Karyl fought not to think about what happened inside the ornately decorated sepulchre. The searing fire, the total destruction of everything that had been Su-Ann. He blinked his eyes and tried to focus on the service.
“Death comes to us all,” the deep, solemn voice of the Returner said, the cliché sounding more omin
ous to Karyl now that it had ever before. “That is certain. All we can do is hope to live long and well, to leave our legacy intact, to give back to the community in life and in death. And so it was and so it will be for Su-Ann. She was a sister, a mother, a neighbour. She gave her life in service to the greatest journey any member of our species has undertaken: to her daughter Penelope, her grandchildren Asta and Chen and her great-grandson Elias; in her work helping to feed her community. And now, as the last gift she will give this community, her dust will be divided and used to nourish the soil in the gardens. As it has always been, as it will always be, life feeds on life. We all live on in each other, we become our own legacy.”

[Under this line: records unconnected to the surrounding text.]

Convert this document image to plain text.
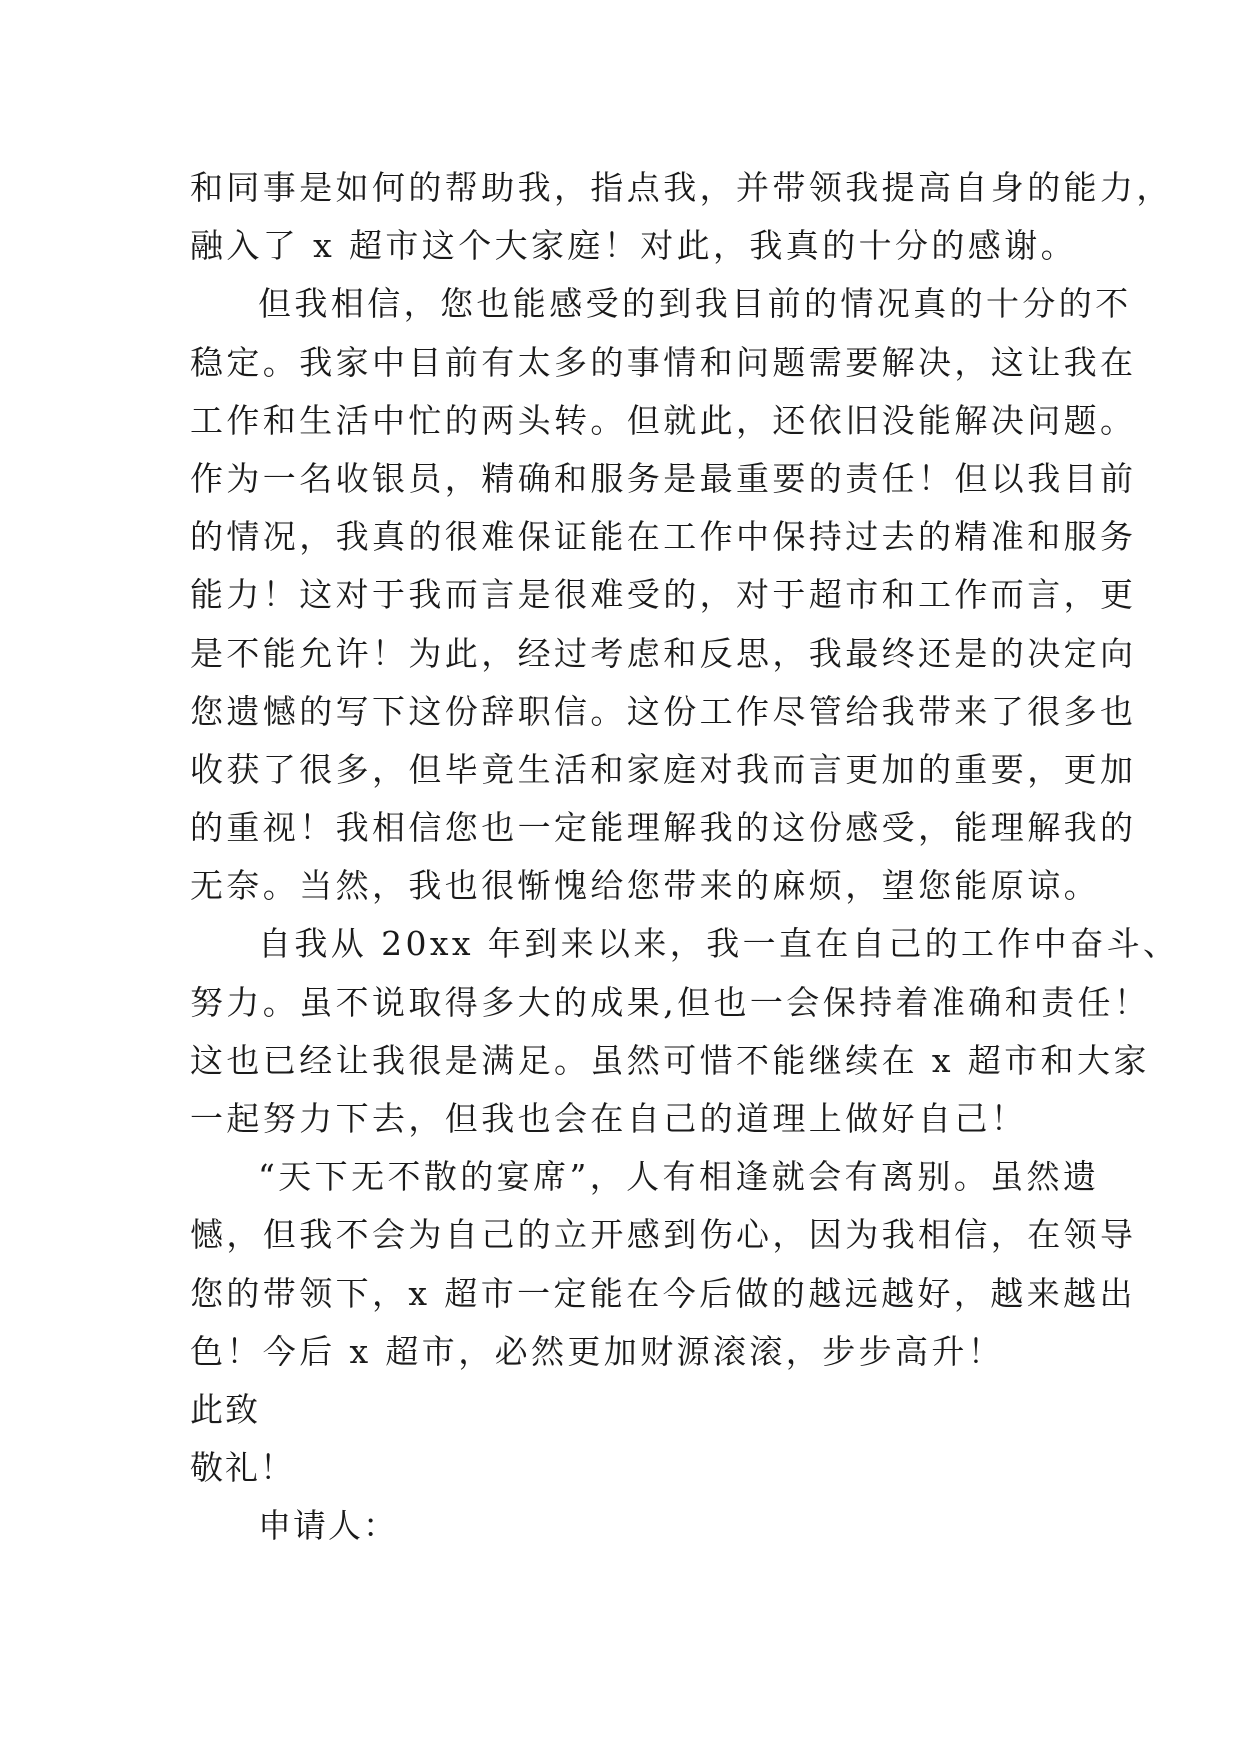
和同事是如何的帮助我，指点我，并带领我提高自身的能力，
融入了 x 超市这个大家庭！对此，我真的十分的感谢。
但我相信，您也能感受的到我目前的情况真的十分的不
稳定。我家中目前有太多的事情和问题需要解决，这让我在
工作和生活中忙的两头转。但就此，还依旧没能解决问题。
作为一名收银员，精确和服务是最重要的责任！但以我目前
的情况，我真的很难保证能在工作中保持过去的精准和服务
能力！这对于我而言是很难受的，对于超市和工作而言，更
是不能允许！为此，经过考虑和反思，我最终还是的决定向
您遗憾的写下这份辞职信。这份工作尽管给我带来了很多也
收获了很多，但毕竟生活和家庭对我而言更加的重要，更加
的重视！我相信您也一定能理解我的这份感受，能理解我的
无奈。当然，我也很惭愧给您带来的麻烦，望您能原谅。
自我从 20xx 年到来以来，我一直在自己的工作中奋斗、
努力。虽不说取得多大的成果,但也一会保持着准确和责任！
这也已经让我很是满足。虽然可惜不能继续在 x 超市和大家
一起努力下去，但我也会在自己的道理上做好自己！
“天下无不散的宴席”，人有相逢就会有离别。虽然遗
憾，但我不会为自己的立开感到伤心，因为我相信，在领导
您的带领下，x 超市一定能在今后做的越远越好，越来越出
色！今后 x 超市，必然更加财源滚滚，步步高升！
此致
敬礼！
申请人：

Karyl knew it was a lie. Maybe not literally—he knew that the ashes of the dead were used to fertilize the food gardens, and he knew that in a closed system like the ship everything was recycled in some way or another. But it was just the atoms, the constituent parts, which were retained. Everything that made Su-Ann unique, everything that made her human, would be gone with the fires. If there really was anything unique about anyone. He doubted there was.
“I know some of you feel a particular sorrow,” the Returner said, “at the death of someone so close to the end of our collective journey. But none of us here will live to see the day when the White Cloud reaches new Earth. This is as it has been for our ancestors before us, and just because we can now count the remainder of this journey in decades rather than centuries, we need to remember that we live as our parents and grandparents did, in the knowledge that we have prepared the future. And while we all dream of that moment of humanity’s landfall, we know that its splendour is promised only to a few. Our destiny is to ensure that they arrive, healthy and whole, to begin the next phase of humankind. That work is as valuable, as necessary, as the work those first settlers will undertake. And so, as we return Su-Ann Miyoki to the soil of our gardens, remember that her contribution to our mission was no less than that of any other that has been or that will be.”